Quell’involontario sketch era passato di bocca in bocca e, a ogni ricorrenza, veniva ripetuto da uno qualsiasi dei commensali: era uno dei copioni condivisi di quella tragicommedia intitolata “memorie famigliari”.

Mi muovo sul sedile.
Provo a chiudere gli occhi, mi forzo per tentare di dormire. Ma nulla; non mi resta altro che giocare con uno degli elastici che porto al polso.
Quand’è successo?, mi chiedo.
Quand’è che sono invecchiati?
Quest’estate, quando sono tornata per i cinque giorni di autonomia che ho prima di mostrare segni di insofferenza, li ho trovati tutti più acciaccati di come ricordavo: mio padre si lamentava per il mal di schiena, mia madre per i denti e la nonna era stranamente inappetente. Non aveva rinunciato però al suo piacere: il vino. Al pranzo di Ferragosto lei era a capotavola, e io al suo fianco; le avevano versato soltanto due dita di rosso allungato con l’acqua: lei mi ha dato di gomito e si è fatta passare la bottiglia, con gli occhi lucenti di furbizia.
Cosa mi sto perdendo?
È una domanda che mi faccio da un po’, ma non l’avevo avvertita mai con l’urgenza di questo viaggio interminabile nella notte, accartocciata sul sedile di un autobus che sta tagliando l’Italia.
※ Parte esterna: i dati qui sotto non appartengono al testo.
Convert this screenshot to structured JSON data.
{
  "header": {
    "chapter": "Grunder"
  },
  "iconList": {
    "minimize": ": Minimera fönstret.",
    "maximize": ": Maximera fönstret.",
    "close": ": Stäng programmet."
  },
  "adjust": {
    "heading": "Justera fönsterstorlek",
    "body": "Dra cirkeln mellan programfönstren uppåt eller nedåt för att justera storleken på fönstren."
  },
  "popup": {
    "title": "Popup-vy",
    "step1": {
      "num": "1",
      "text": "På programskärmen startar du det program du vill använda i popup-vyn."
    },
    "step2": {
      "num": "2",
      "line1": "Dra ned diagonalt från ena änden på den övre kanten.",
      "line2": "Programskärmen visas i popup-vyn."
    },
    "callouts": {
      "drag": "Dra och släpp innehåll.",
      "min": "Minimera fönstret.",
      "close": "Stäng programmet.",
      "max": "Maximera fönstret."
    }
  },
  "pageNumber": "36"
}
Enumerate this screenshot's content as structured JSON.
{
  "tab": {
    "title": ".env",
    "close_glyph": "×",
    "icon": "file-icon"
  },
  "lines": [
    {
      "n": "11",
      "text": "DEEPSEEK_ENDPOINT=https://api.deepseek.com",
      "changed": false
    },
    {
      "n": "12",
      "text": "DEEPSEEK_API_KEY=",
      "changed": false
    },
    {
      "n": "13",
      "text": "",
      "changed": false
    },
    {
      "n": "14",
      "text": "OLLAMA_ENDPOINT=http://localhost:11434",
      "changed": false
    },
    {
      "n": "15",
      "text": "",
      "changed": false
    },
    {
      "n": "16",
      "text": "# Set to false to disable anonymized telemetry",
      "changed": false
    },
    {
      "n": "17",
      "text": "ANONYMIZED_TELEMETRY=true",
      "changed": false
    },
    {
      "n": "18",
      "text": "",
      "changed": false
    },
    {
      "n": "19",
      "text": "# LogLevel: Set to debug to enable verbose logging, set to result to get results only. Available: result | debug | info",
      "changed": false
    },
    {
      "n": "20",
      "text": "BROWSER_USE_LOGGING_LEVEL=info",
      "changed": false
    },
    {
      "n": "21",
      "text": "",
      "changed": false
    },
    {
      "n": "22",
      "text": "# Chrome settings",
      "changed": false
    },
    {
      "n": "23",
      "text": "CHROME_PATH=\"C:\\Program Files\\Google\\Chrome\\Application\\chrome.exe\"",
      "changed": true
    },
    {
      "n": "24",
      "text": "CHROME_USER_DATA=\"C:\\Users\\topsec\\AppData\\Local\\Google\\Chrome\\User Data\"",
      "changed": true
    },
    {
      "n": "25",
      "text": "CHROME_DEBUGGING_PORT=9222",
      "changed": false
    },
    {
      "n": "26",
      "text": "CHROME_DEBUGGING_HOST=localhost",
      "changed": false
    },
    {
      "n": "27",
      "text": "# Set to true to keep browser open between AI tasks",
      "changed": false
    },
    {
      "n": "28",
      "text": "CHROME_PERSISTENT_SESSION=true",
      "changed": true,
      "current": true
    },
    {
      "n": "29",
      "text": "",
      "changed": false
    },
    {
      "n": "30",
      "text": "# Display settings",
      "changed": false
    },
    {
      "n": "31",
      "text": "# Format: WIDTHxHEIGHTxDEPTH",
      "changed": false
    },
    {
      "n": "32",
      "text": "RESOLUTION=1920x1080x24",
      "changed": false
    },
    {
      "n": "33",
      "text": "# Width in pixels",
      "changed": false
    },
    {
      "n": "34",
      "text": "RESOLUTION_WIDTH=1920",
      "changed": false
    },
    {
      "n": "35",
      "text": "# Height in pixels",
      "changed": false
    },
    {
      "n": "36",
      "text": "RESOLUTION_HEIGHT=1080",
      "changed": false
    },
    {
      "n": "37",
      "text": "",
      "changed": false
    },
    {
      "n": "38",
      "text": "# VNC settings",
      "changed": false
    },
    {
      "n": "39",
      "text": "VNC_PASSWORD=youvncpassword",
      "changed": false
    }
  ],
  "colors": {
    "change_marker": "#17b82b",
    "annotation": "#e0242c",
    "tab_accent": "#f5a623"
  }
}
E che vorrei sorpassasse a sinistra, ma pure a destra, che passasse sopra o sotto, che si mangiasse l’asfalto, i camion, le auto, che bruciasse gli autogrill.

Purché arrivi in tempo.

La prima telefonata l’ho ricevuta intorno a mezzogiorno: era la nonna.
Mi aveva fatto una videochiamata, voleva salutarmi e chiedermi com’era andato il viaggio, ma teneva il cellulare troppo vicino alla faccia, di lei vedevo soltanto la dentiera.
Ho provato a dirle di allontanarlo, ma non capiva, allora mi sono innervosita e l’ho liquidata, dicendole che ci saremmo sentite presto.

La seconda era una chiamata, invece, verso le quattro, da parte di mia madre: «Tutto bene il viaggio?»
«Al solito» le ho detto. È restata in silenzio.
«E voi tutto a posto?». Ancora silenzio.
«Oh, allora?» le ho chiesto.
«Ascolta, la nonna non si è sentita bene».
«Come sta?».
«L’hanno portata all’ospedale.»
E io, ora come allora: «Ma è vigile?»

Ho sentito dall’altra parte un singhiozzo represso: «Fa l’ortolana» e poi, quasi sussurrando: «Torna».